My father's response was immediate. "On the couch?" he asked. "In your brother's room?"
He'd assumed when I said spend the night I meant in a room that does not in any way contain me or my pajama-ed body.
"Uhm, well, no. In my room," I said, and there it was: those words, the words I knew would sink into the soft gray matter of my father's brain and cause a mini electrical storm that fired back an immediate gut reaction: No! No! No! No!
To his credit, my father kept that gut reaction vaguely concealed. He did not shriek No! No! No! No! into my face, but he didn't really say anything. In fact, he said nothing. He said nothing for a very heavy and uncomfortable set of seconds.

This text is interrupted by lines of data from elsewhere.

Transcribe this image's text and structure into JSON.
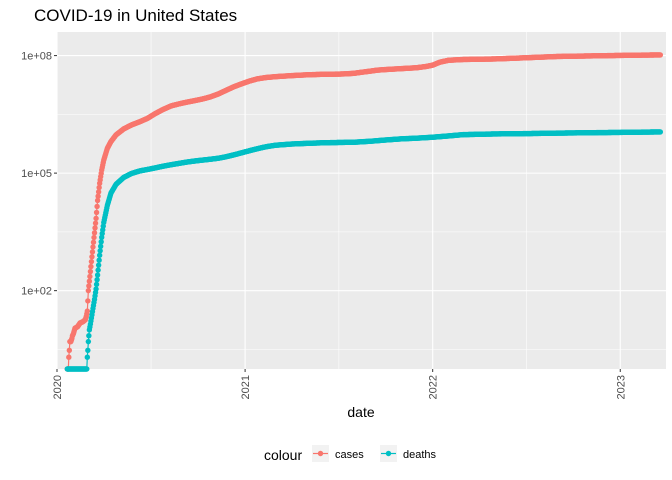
{
  "chart_data": {
    "type": "scatter",
    "title": "COVID-19 in United States",
    "xlabel": "date",
    "ylabel": "",
    "x_scale": "date",
    "y_scale": "log10",
    "xlim": [
      "2020-01-01",
      "2023-03-31"
    ],
    "ylim": [
      1,
      400000000
    ],
    "x_ticks": [
      "2020-01-01",
      "2021-01-01",
      "2022-01-01",
      "2023-01-01"
    ],
    "x_tick_labels": [
      "2020",
      "2021",
      "2022",
      "2023"
    ],
    "y_ticks": [
      100,
      100000,
      100000000
    ],
    "y_tick_labels": [
      "1e+02",
      "1e+05",
      "1e+08"
    ],
    "grid": true,
    "panel_background": "#EBEBEB",
    "legend": {
      "title": "colour",
      "position": "bottom",
      "items": [
        {
          "label": "cases",
          "color": "#F8766D"
        },
        {
          "label": "deaths",
          "color": "#00BFC4"
        }
      ]
    },
    "series": [
      {
        "name": "cases",
        "color": "#F8766D",
        "points": [
          [
            "2020-01-21",
            1
          ],
          [
            "2020-01-22",
            1
          ],
          [
            "2020-01-23",
            1
          ],
          [
            "2020-01-24",
            2
          ],
          [
            "2020-01-25",
            3
          ],
          [
            "2020-01-26",
            5
          ],
          [
            "2020-01-28",
            5
          ],
          [
            "2020-01-30",
            6
          ],
          [
            "2020-01-31",
            7
          ],
          [
            "2020-02-02",
            8
          ],
          [
            "2020-02-05",
            11
          ],
          [
            "2020-02-10",
            12
          ],
          [
            "2020-02-15",
            15
          ],
          [
            "2020-02-20",
            16
          ],
          [
            "2020-02-25",
            18
          ],
          [
            "2020-02-27",
            22
          ],
          [
            "2020-02-29",
            30
          ],
          [
            "2020-03-02",
            100
          ],
          [
            "2020-03-05",
            230
          ],
          [
            "2020-03-08",
            550
          ],
          [
            "2020-03-11",
            1300
          ],
          [
            "2020-03-14",
            3000
          ],
          [
            "2020-03-17",
            7000
          ],
          [
            "2020-03-20",
            20000
          ],
          [
            "2020-03-24",
            55000
          ],
          [
            "2020-03-28",
            120000
          ],
          [
            "2020-04-01",
            215000
          ],
          [
            "2020-04-08",
            430000
          ],
          [
            "2020-04-15",
            640000
          ],
          [
            "2020-04-25",
            950000
          ],
          [
            "2020-05-10",
            1350000
          ],
          [
            "2020-05-25",
            1700000
          ],
          [
            "2020-06-10",
            2050000
          ],
          [
            "2020-06-25",
            2500000
          ],
          [
            "2020-07-10",
            3300000
          ],
          [
            "2020-07-25",
            4200000
          ],
          [
            "2020-08-10",
            5200000
          ],
          [
            "2020-08-25",
            5850000
          ],
          [
            "2020-09-10",
            6500000
          ],
          [
            "2020-09-25",
            7100000
          ],
          [
            "2020-10-10",
            7800000
          ],
          [
            "2020-10-25",
            8800000
          ],
          [
            "2020-11-10",
            10500000
          ],
          [
            "2020-11-25",
            13000000
          ],
          [
            "2020-12-10",
            16000000
          ],
          [
            "2020-12-25",
            19000000
          ],
          [
            "2021-01-10",
            22500000
          ],
          [
            "2021-01-25",
            25500000
          ],
          [
            "2021-02-10",
            27500000
          ],
          [
            "2021-03-01",
            29000000
          ],
          [
            "2021-04-01",
            30800000
          ],
          [
            "2021-05-01",
            32300000
          ],
          [
            "2021-06-01",
            33300000
          ],
          [
            "2021-07-01",
            33700000
          ],
          [
            "2021-07-15",
            34200000
          ],
          [
            "2021-08-01",
            35300000
          ],
          [
            "2021-08-15",
            37500000
          ],
          [
            "2021-09-01",
            40000000
          ],
          [
            "2021-09-15",
            42500000
          ],
          [
            "2021-10-01",
            44000000
          ],
          [
            "2021-11-01",
            46500000
          ],
          [
            "2021-12-01",
            49000000
          ],
          [
            "2021-12-20",
            53000000
          ],
          [
            "2022-01-01",
            57000000
          ],
          [
            "2022-01-15",
            68000000
          ],
          [
            "2022-02-01",
            76000000
          ],
          [
            "2022-03-01",
            79500000
          ],
          [
            "2022-05-01",
            82000000
          ],
          [
            "2022-07-01",
            88000000
          ],
          [
            "2022-09-01",
            95000000
          ],
          [
            "2022-11-01",
            98000000
          ],
          [
            "2023-01-01",
            101000000
          ],
          [
            "2023-03-01",
            103500000
          ],
          [
            "2023-03-20",
            103800000
          ]
        ]
      },
      {
        "name": "deaths",
        "color": "#00BFC4",
        "points": [
          [
            "2020-01-21",
            1
          ],
          [
            "2020-02-28",
            1
          ],
          [
            "2020-02-29",
            2
          ],
          [
            "2020-03-01",
            3
          ],
          [
            "2020-03-02",
            5
          ],
          [
            "2020-03-04",
            10
          ],
          [
            "2020-03-06",
            14
          ],
          [
            "2020-03-08",
            20
          ],
          [
            "2020-03-11",
            35
          ],
          [
            "2020-03-14",
            60
          ],
          [
            "2020-03-17",
            110
          ],
          [
            "2020-03-20",
            250
          ],
          [
            "2020-03-24",
            800
          ],
          [
            "2020-03-28",
            2300
          ],
          [
            "2020-04-01",
            5500
          ],
          [
            "2020-04-08",
            15000
          ],
          [
            "2020-04-15",
            31000
          ],
          [
            "2020-04-25",
            52000
          ],
          [
            "2020-05-10",
            78000
          ],
          [
            "2020-05-25",
            98000
          ],
          [
            "2020-06-10",
            114000
          ],
          [
            "2020-06-25",
            124000
          ],
          [
            "2020-07-10",
            136000
          ],
          [
            "2020-07-25",
            150000
          ],
          [
            "2020-08-10",
            164000
          ],
          [
            "2020-08-25",
            177000
          ],
          [
            "2020-09-10",
            192000
          ],
          [
            "2020-09-25",
            204000
          ],
          [
            "2020-10-10",
            215000
          ],
          [
            "2020-10-25",
            226000
          ],
          [
            "2020-11-10",
            240000
          ],
          [
            "2020-11-25",
            262000
          ],
          [
            "2020-12-10",
            292000
          ],
          [
            "2020-12-25",
            330000
          ],
          [
            "2021-01-10",
            375000
          ],
          [
            "2021-01-25",
            420000
          ],
          [
            "2021-02-10",
            470000
          ],
          [
            "2021-03-01",
            515000
          ],
          [
            "2021-04-01",
            553000
          ],
          [
            "2021-05-01",
            575000
          ],
          [
            "2021-06-01",
            595000
          ],
          [
            "2021-07-01",
            605000
          ],
          [
            "2021-08-01",
            615000
          ],
          [
            "2021-09-01",
            650000
          ],
          [
            "2021-10-01",
            700000
          ],
          [
            "2021-11-01",
            750000
          ],
          [
            "2021-12-01",
            780000
          ],
          [
            "2022-01-01",
            825000
          ],
          [
            "2022-02-01",
            890000
          ],
          [
            "2022-03-01",
            960000
          ],
          [
            "2022-05-01",
            1000000
          ],
          [
            "2022-07-01",
            1020000
          ],
          [
            "2022-09-01",
            1050000
          ],
          [
            "2022-11-01",
            1075000
          ],
          [
            "2023-01-01",
            1095000
          ],
          [
            "2023-03-01",
            1120000
          ],
          [
            "2023-03-20",
            1125000
          ]
        ]
      }
    ]
  }
}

I felt I needed to fill the space. "Well, okay, alright, I mean, it's clear you're uncomfortable with it. I shouldn't have asked."
My father sighed.
I couldn't look at him. I thought back to times before when I'd been faced with similar uncomfortable moments that were brought to light because of a boy and my father's idea of what could happen with that boy if he didn't somehow control the situation. And controlling the situation usually meant telling me what I couldn't do with that boy. I couldn't see him. I couldn't talk to him. I couldn't be in an room with him if that room did not contain at least one parent.
I wanted to turn around and plant myself, face down, in the couch cushions.

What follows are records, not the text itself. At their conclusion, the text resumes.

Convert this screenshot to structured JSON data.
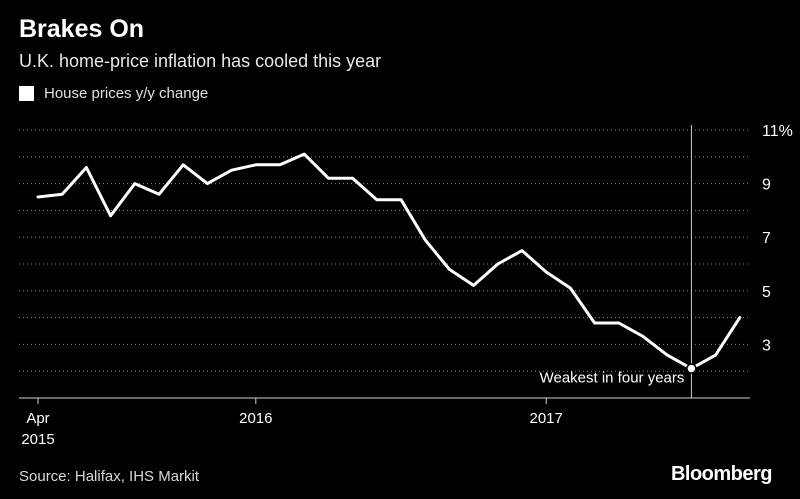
{
  "header": {
    "title": "Brakes On",
    "subtitle": "U.K. home-price inflation has cooled this year"
  },
  "legend": {
    "label": "House prices y/y change"
  },
  "footer": {
    "source": "Source: Halifax, IHS Markit",
    "brand": "Bloomberg"
  },
  "colors": {
    "background": "#000000",
    "line": "#ffffff",
    "grid": "#8c8c8c"
  },
  "chart_data": {
    "type": "line",
    "title": "Brakes On",
    "subtitle": "U.K. home-price inflation has cooled this year",
    "ylim": [
      1,
      11
    ],
    "yticks": [
      {
        "value": 11,
        "label": "11%"
      },
      {
        "value": 9,
        "label": "9"
      },
      {
        "value": 7,
        "label": "7"
      },
      {
        "value": 5,
        "label": "5"
      },
      {
        "value": 3,
        "label": "3"
      }
    ],
    "xticks": [
      {
        "x": "2015-04",
        "label": "Apr",
        "sublabel": "2015"
      },
      {
        "x": "2016-01",
        "label": "2016",
        "sublabel": ""
      },
      {
        "x": "2017-01",
        "label": "2017",
        "sublabel": ""
      }
    ],
    "grid": true,
    "legend_position": "top-left",
    "series": [
      {
        "name": "House prices y/y change",
        "points": [
          {
            "x": "2015-04",
            "y": 8.5
          },
          {
            "x": "2015-05",
            "y": 8.6
          },
          {
            "x": "2015-06",
            "y": 9.6
          },
          {
            "x": "2015-07",
            "y": 7.8
          },
          {
            "x": "2015-08",
            "y": 9.0
          },
          {
            "x": "2015-09",
            "y": 8.6
          },
          {
            "x": "2015-10",
            "y": 9.7
          },
          {
            "x": "2015-11",
            "y": 9.0
          },
          {
            "x": "2015-12",
            "y": 9.5
          },
          {
            "x": "2016-01",
            "y": 9.7
          },
          {
            "x": "2016-02",
            "y": 9.7
          },
          {
            "x": "2016-03",
            "y": 10.1
          },
          {
            "x": "2016-04",
            "y": 9.2
          },
          {
            "x": "2016-05",
            "y": 9.2
          },
          {
            "x": "2016-06",
            "y": 8.4
          },
          {
            "x": "2016-07",
            "y": 8.4
          },
          {
            "x": "2016-08",
            "y": 6.9
          },
          {
            "x": "2016-09",
            "y": 5.8
          },
          {
            "x": "2016-10",
            "y": 5.2
          },
          {
            "x": "2016-11",
            "y": 6.0
          },
          {
            "x": "2016-12",
            "y": 6.5
          },
          {
            "x": "2017-01",
            "y": 5.7
          },
          {
            "x": "2017-02",
            "y": 5.1
          },
          {
            "x": "2017-03",
            "y": 3.8
          },
          {
            "x": "2017-04",
            "y": 3.8
          },
          {
            "x": "2017-05",
            "y": 3.3
          },
          {
            "x": "2017-06",
            "y": 2.6
          },
          {
            "x": "2017-07",
            "y": 2.1
          },
          {
            "x": "2017-08",
            "y": 2.6
          },
          {
            "x": "2017-09",
            "y": 4.0
          }
        ]
      }
    ],
    "annotations": [
      {
        "x": "2017-07",
        "y": 2.1,
        "text": "Weakest in four years"
      }
    ]
  }
}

"You mean in your little twin bed?" my father asked.
Then I did something really, really stupid, but--if you look at it the right way--really brave.

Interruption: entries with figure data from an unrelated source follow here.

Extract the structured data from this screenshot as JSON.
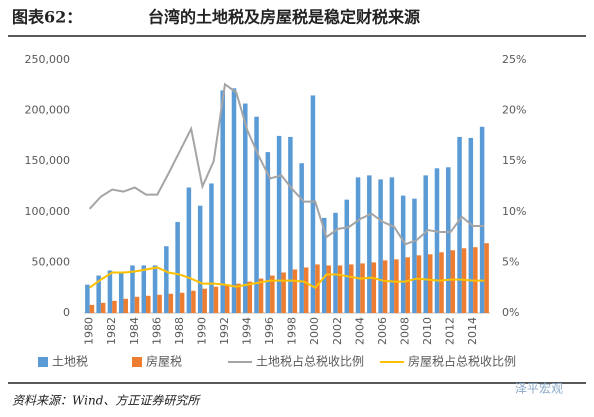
{
  "header": {
    "label": "图表62：",
    "title": "台湾的土地税及房屋税是稳定财税来源"
  },
  "source": "资料来源：Wind、方正证券研究所",
  "watermark": "泽平宏观",
  "chart_data": {
    "type": "bar",
    "categories": [
      "1980",
      null,
      "1982",
      null,
      "1984",
      null,
      "1986",
      null,
      "1988",
      null,
      "1990",
      null,
      "1992",
      null,
      "1994",
      null,
      "1996",
      null,
      "1998",
      null,
      "2000",
      null,
      "2002",
      null,
      "2004",
      null,
      "2006",
      null,
      "2008",
      null,
      "2010",
      null,
      "2012",
      null,
      "2014",
      null
    ],
    "series": [
      {
        "name": "土地税",
        "type": "bar",
        "color": "#5b9bd5",
        "values": [
          28000,
          37000,
          42000,
          40000,
          47000,
          47000,
          47000,
          66000,
          90000,
          124000,
          106000,
          128000,
          220000,
          222000,
          207000,
          194000,
          159000,
          175000,
          174000,
          148000,
          215000,
          94000,
          99000,
          112000,
          134000,
          136000,
          132000,
          134000,
          116000,
          113000,
          136000,
          143000,
          144000,
          174000,
          173000,
          184000
        ]
      },
      {
        "name": "房屋税",
        "type": "bar",
        "color": "#ed7d31",
        "values": [
          8000,
          10000,
          12000,
          14000,
          16000,
          17000,
          18000,
          19000,
          20000,
          22000,
          24000,
          26000,
          27000,
          29000,
          31000,
          34000,
          37000,
          40000,
          43000,
          45000,
          48000,
          47000,
          47000,
          48000,
          49000,
          50000,
          52000,
          53000,
          55000,
          57000,
          58000,
          60000,
          62000,
          64000,
          65000,
          69000
        ]
      },
      {
        "name": "土地税占总税收比例",
        "type": "line",
        "axis": "y2",
        "color": "#a5a5a5",
        "values": [
          10.3,
          11.5,
          12.2,
          12.0,
          12.4,
          11.7,
          11.7,
          13.8,
          16.0,
          18.2,
          12.5,
          15.0,
          22.6,
          21.8,
          18.0,
          15.5,
          13.3,
          13.6,
          12.2,
          11.0,
          11.0,
          7.5,
          8.3,
          8.5,
          9.3,
          9.8,
          9.0,
          8.5,
          6.8,
          7.2,
          8.2,
          8.0,
          8.0,
          9.5,
          8.6,
          8.6
        ]
      },
      {
        "name": "房屋税占总税收比例",
        "type": "line",
        "axis": "y2",
        "color": "#ffc000",
        "values": [
          2.5,
          3.3,
          4.0,
          4.0,
          4.1,
          4.3,
          4.5,
          4.0,
          3.8,
          3.4,
          2.9,
          2.9,
          2.8,
          2.6,
          2.8,
          3.0,
          3.2,
          3.2,
          3.2,
          3.1,
          2.5,
          3.8,
          3.8,
          3.6,
          3.4,
          3.5,
          3.2,
          3.1,
          3.1,
          3.4,
          3.3,
          3.2,
          3.3,
          3.3,
          3.2,
          3.2
        ]
      }
    ],
    "ylim": [
      0,
      250000
    ],
    "yticks": [
      {
        "value": 0,
        "label": "0"
      },
      {
        "value": 50000,
        "label": "50,000"
      },
      {
        "value": 100000,
        "label": "100,000"
      },
      {
        "value": 150000,
        "label": "150,000"
      },
      {
        "value": 200000,
        "label": "200,000"
      },
      {
        "value": 250000,
        "label": "250,000"
      }
    ],
    "y2lim": [
      0,
      25
    ],
    "y2ticks": [
      {
        "value": 0,
        "label": "0%"
      },
      {
        "value": 5,
        "label": "5%"
      },
      {
        "value": 10,
        "label": "10%"
      },
      {
        "value": 15,
        "label": "15%"
      },
      {
        "value": 20,
        "label": "20%"
      },
      {
        "value": 25,
        "label": "25%"
      }
    ],
    "grid": false
  }
}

"Keith and I slept in my twin bed all through college," I said. Immediately, I regretted my quick decision to throw that snippet of information in my father's direction. On one hand, I wanted him to realize that this wasn't a new thing, that I'd been having sleepovers since I was eighteen years old. But on the other hand, what I did was pretty stupid. After all, I didn't want my father to reach back in his memory and think about all the boys I'd possibly shared a bed with. He didn't need to go down memory lane like that, because I was almost sure it would do nothing for my case. Therefore, to cut the mood and the air--which now felt like it weighed at least a hundred pounds--I tried to be funny.
"And Keith got really fat near the end of college, but we still managed," I said.
My father sighed again.
"It's okay," I said. "Forget it. No big deal. You don't like the idea."
"No, no," my father said. He scrubbed a hand across his face, a gesture that admitted defeat. "You're twenty-six years old. I guess it's alright."
I was so thrilled that I almost went on and said things that didn't need to be said. I was so thankful I almost said, We won't even touch each other, I swear! or I'll wear really ugly pajamas to bed, so you don't have to worry about anyone giving anyone else the eye!
But I clamped my teeth down on my tongue and remained silent. It was enough that we made it through that moment without one of us slowly disintegrating into nothing or else exploding into a million bits of buzzing red matter. I would take it, and I would be good. I would climb back into my tiny twin bed with my boy in the late hours of the night, and I would whisper in his ear, This feels just like summer, doesn't it? And the next morning I would be so, so careful about making an exit from my bedroom without the BFW, so my father, when I arrived in the kitchen, would be able to fool himself for a glorious few moments, trick himself into believing I was the only other one in the house and there wasn't a freckled boy tucked under the covers just a few steps down the hall.